# HDS GEN 2 to Carbon or Live?



## Super G (Oct 3, 2012)

Anyone make the jump to update hardware from a HDS GEN 2 to a carbon or Live? I have an HDS-9 GEN 2 touch and wondering if it’s worth the investment. Did you notice a significant difference? I read that the HDS carbon and Live 9 inch are the same. But the HDS 12 Live has better processor and capabilities. Since I’m getting alarms on my unit - I’m starting to look into options in case I need to replace. There are Some good deals on the live units now but still a big chunk of money! Especially for the bigger screens!


----------



## man164 (Sep 21, 2014)

Carbon’s will run anything that Lowrance currently has on the market……the Lives may have a slightly faster processor…..but the screens are the same.

You can get Carbon’s from Russel Marine Products for $999 with a 3 in 1 transducer or $899 without…..

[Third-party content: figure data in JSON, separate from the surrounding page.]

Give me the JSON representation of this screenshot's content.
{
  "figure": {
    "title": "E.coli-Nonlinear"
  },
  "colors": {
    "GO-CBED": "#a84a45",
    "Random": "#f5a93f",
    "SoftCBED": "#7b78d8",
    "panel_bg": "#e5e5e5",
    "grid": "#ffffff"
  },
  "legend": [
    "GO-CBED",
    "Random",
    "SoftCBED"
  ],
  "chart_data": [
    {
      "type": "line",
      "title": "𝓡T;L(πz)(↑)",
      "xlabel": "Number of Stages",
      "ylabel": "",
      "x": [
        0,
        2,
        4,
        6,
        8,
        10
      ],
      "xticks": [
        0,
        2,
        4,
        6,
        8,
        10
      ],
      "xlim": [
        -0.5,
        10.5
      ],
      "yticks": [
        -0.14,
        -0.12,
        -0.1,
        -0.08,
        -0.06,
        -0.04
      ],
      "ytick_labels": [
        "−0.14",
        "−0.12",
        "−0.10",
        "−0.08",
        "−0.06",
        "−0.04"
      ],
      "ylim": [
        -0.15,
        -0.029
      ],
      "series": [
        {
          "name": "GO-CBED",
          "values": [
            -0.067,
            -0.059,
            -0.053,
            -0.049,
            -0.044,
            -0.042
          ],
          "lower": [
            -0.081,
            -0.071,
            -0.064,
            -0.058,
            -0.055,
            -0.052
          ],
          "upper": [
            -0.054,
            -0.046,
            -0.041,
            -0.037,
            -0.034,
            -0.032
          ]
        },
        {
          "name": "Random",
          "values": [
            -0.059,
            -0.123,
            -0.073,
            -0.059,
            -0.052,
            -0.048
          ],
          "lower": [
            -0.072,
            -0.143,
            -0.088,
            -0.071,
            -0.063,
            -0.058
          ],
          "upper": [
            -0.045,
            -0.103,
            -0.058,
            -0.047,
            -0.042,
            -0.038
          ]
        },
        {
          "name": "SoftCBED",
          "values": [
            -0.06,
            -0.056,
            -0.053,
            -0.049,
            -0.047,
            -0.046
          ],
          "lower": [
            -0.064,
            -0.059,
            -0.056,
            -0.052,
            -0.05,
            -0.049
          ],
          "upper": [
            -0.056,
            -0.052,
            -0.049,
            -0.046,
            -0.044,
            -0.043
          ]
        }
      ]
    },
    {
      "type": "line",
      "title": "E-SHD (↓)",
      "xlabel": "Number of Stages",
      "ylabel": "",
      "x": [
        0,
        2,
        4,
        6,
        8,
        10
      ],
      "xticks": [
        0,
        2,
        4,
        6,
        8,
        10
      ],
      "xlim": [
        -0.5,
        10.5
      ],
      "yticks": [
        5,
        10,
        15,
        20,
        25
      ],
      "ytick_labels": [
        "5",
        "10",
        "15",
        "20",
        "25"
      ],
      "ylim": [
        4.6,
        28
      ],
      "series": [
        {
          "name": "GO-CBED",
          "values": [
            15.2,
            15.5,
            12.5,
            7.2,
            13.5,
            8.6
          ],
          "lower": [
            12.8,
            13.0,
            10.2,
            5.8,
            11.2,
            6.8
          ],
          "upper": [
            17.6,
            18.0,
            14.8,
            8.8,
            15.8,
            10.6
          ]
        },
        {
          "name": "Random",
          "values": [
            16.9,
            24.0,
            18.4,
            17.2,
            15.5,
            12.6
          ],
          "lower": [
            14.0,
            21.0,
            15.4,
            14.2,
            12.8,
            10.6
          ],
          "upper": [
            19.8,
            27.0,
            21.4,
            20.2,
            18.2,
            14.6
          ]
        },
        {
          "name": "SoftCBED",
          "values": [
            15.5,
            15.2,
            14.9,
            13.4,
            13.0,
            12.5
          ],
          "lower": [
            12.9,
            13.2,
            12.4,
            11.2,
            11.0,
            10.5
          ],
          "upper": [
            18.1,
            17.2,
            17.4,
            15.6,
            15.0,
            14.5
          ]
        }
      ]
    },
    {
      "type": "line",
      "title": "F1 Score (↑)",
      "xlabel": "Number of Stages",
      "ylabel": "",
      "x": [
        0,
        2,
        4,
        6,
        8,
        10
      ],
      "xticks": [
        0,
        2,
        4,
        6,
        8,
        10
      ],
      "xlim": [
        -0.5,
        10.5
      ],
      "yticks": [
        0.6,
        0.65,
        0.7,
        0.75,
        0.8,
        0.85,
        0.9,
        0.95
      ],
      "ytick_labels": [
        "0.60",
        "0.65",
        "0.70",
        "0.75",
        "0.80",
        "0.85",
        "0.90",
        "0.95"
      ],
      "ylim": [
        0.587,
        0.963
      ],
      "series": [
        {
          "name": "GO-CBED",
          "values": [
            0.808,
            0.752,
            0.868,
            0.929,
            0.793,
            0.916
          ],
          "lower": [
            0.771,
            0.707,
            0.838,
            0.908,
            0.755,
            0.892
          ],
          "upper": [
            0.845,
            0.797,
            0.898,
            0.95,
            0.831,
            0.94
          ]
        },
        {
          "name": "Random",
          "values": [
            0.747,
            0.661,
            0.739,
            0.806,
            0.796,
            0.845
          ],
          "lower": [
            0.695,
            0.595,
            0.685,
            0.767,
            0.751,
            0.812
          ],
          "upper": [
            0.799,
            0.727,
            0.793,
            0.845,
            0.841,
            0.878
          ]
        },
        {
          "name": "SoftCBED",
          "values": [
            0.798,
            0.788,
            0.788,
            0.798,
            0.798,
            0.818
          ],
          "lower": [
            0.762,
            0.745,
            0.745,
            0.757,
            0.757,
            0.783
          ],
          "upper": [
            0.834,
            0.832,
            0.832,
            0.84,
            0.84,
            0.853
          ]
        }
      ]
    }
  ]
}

How much do you want to spend?

You can still almost buy 2 Carbon graphs for the price of 1 Live…….


----------



## Super G (Oct 3, 2012)

Well, I’ve been happy with the HDS -9 screen size. I started getting alarms and waiting to confirm what’s causing them with Lowrance. If it’s the HDS then it’s time to replace it. So starting some research to get a head start. HDS-9 Carbons and live have the same processor with the only difference being the screen design (carbon sunken in like gen3 and gen2) live is flush surface. HDS Live 12 and 16 have a quad core processor and of course the larger screens and a few other features. I’m trying to find out if there’s any significant difference in their performance vs the HDS-9. Haven’t felt the need for two screens and almost hate to ask about the benefits of having 2…but I think I just did! 🤔


----------



## Gottagofishn (Nov 18, 2009)

I’m considering the same, my HDS has been acting squirrely for a year. With the wind predicted maybe a few more will have time to add comments.


----------



## Popspastime (Apr 1, 2014)

I'm running 2 - 12" Carbons on my boat with 3D and absolutely love the units. I really can't find any reason for "Live" yet, but if I did the Carbons would run it. An advantage to 3-D is the side scan is off the chart with detail, and I can scan out to 200 ft in shallow water if needed. My Carbons are fast, so I probably wouldn't notice the difference in processors. Good Luck with your decision.


----------



## fishhogguideservice (5 mo ago)

The 12 & 16 live units have the quad core processors, which makes them much faster, and personally think they have have a better screen image. The 7 & 9 live units are really a different unit. They do not have quad processors, and while good, they do not have have the same screen image. Spend the extra money on a 12 or 16 live, make sure you set it up correctly. Also make sure you have all the software updates. You will not be disappointed. Hope this helps.


----------



## Super G (Oct 3, 2012)

Lowrance just announced a new system to be released Dec 1,2022. Teaser video available!


----------



## Dovans (Nov 15, 2011)

I see Cabelas having Black Friday sales with the Lowrance live 12" with active imaging..


----------



## Super G (Oct 3, 2012)

Thanks Dovans! I jumped on the HDS -12 LIVE! I had ordered the carbon -9 and they were out of stock, so they gave me a 10% discount code on my next order. I was able to stack it on the club deal which made it all the better! Looking forward to next season!


----------



## Dovans (Nov 15, 2011)

I went with the Garmin 12". 10" for front.. Boat Things for installation. (They were not busy yet, got it done in a day, they also took my two Lowrance for installation costs..)


----------



## Popspastime (Apr 1, 2014)

The new Live coming out is supposed to be the best imaging in the industry. I might just start thinking about a new 12" bow unit for this spring.


----------